What are the implications of bees being able to directly perceive the quantum, subatomic world? For one thing, it means that we have to reevaluate the fundamental nature of bees. One might speculate that bees have a kind of special cosmic ability to transcend three-dimensional space, operate in a multidimensional universe, and straddle multiple levels of time, space and existence.

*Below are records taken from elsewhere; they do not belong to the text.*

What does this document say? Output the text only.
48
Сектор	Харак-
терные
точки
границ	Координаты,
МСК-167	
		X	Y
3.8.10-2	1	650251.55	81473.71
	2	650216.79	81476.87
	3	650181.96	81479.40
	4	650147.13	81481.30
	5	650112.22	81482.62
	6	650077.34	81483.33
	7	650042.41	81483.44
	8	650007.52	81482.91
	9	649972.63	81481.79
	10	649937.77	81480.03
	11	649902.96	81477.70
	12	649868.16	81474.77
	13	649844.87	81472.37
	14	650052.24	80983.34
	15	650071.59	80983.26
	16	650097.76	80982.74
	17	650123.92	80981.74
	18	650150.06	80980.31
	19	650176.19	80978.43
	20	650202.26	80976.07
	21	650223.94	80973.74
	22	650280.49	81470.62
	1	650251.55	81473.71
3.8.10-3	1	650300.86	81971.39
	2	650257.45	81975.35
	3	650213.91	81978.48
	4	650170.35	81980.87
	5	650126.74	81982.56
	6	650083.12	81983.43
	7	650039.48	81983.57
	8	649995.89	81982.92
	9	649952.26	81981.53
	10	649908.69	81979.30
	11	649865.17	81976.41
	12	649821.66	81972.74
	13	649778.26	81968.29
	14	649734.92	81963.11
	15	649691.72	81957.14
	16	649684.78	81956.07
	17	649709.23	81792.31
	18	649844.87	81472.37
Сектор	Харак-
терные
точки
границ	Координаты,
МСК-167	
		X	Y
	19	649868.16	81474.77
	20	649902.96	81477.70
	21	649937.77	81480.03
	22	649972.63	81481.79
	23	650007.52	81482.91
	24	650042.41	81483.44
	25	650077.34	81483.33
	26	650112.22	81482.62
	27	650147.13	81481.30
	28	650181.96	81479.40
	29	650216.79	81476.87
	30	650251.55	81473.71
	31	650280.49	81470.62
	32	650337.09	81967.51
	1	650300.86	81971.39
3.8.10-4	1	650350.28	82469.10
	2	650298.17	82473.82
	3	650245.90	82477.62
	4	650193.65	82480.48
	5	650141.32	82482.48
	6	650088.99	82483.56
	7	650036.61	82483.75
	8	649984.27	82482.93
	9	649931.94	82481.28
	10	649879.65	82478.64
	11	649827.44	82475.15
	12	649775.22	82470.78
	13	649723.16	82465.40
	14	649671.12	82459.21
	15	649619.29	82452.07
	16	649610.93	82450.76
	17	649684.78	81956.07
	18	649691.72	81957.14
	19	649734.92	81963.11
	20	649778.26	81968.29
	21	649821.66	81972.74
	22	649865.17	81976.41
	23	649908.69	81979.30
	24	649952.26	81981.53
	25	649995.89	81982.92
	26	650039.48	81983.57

Bees may be living proof that higher dimensions of reality exist physically, and not just in theory. There also may be doorways for entering into those realities — if you have the right equipment. But the bee evidence has much wider implications for quantum mechanics as a whole, which I won’t get into here.I think this bee phenomenon borders on the miraculous. Imagine these amazing creatures — honey bees — plying the quantum oceans, transcending mundane three-dimensional space as they perform their common labors. A bee is like a tiny winged Prometheus, entering the realm of the gods to bring back a wonderful gift to mankind — the sweetness of honey. Furthermore, I can’t help but speculate that there may be a way to harness the multidimensional ability of bees to expand our own perceptions and abilities. Can we tap into the bee nervous system to help ourselves more directly experience that which can currently only be described with numbers? Can bees in some way enhance the information we collect from gigantic atom smashers? Can bees become the instrumentality that opens a direct portal for us into higher dimensional realms? Can we create bee sensors to make a quantum beam that will shine into the eldritch spaces between atoms, electrons, protons and quarks? It stings the imagination! Or to paraphrase a great poet: “It sings the body electric!” At the very least, it gives my brain a buzz! Yours?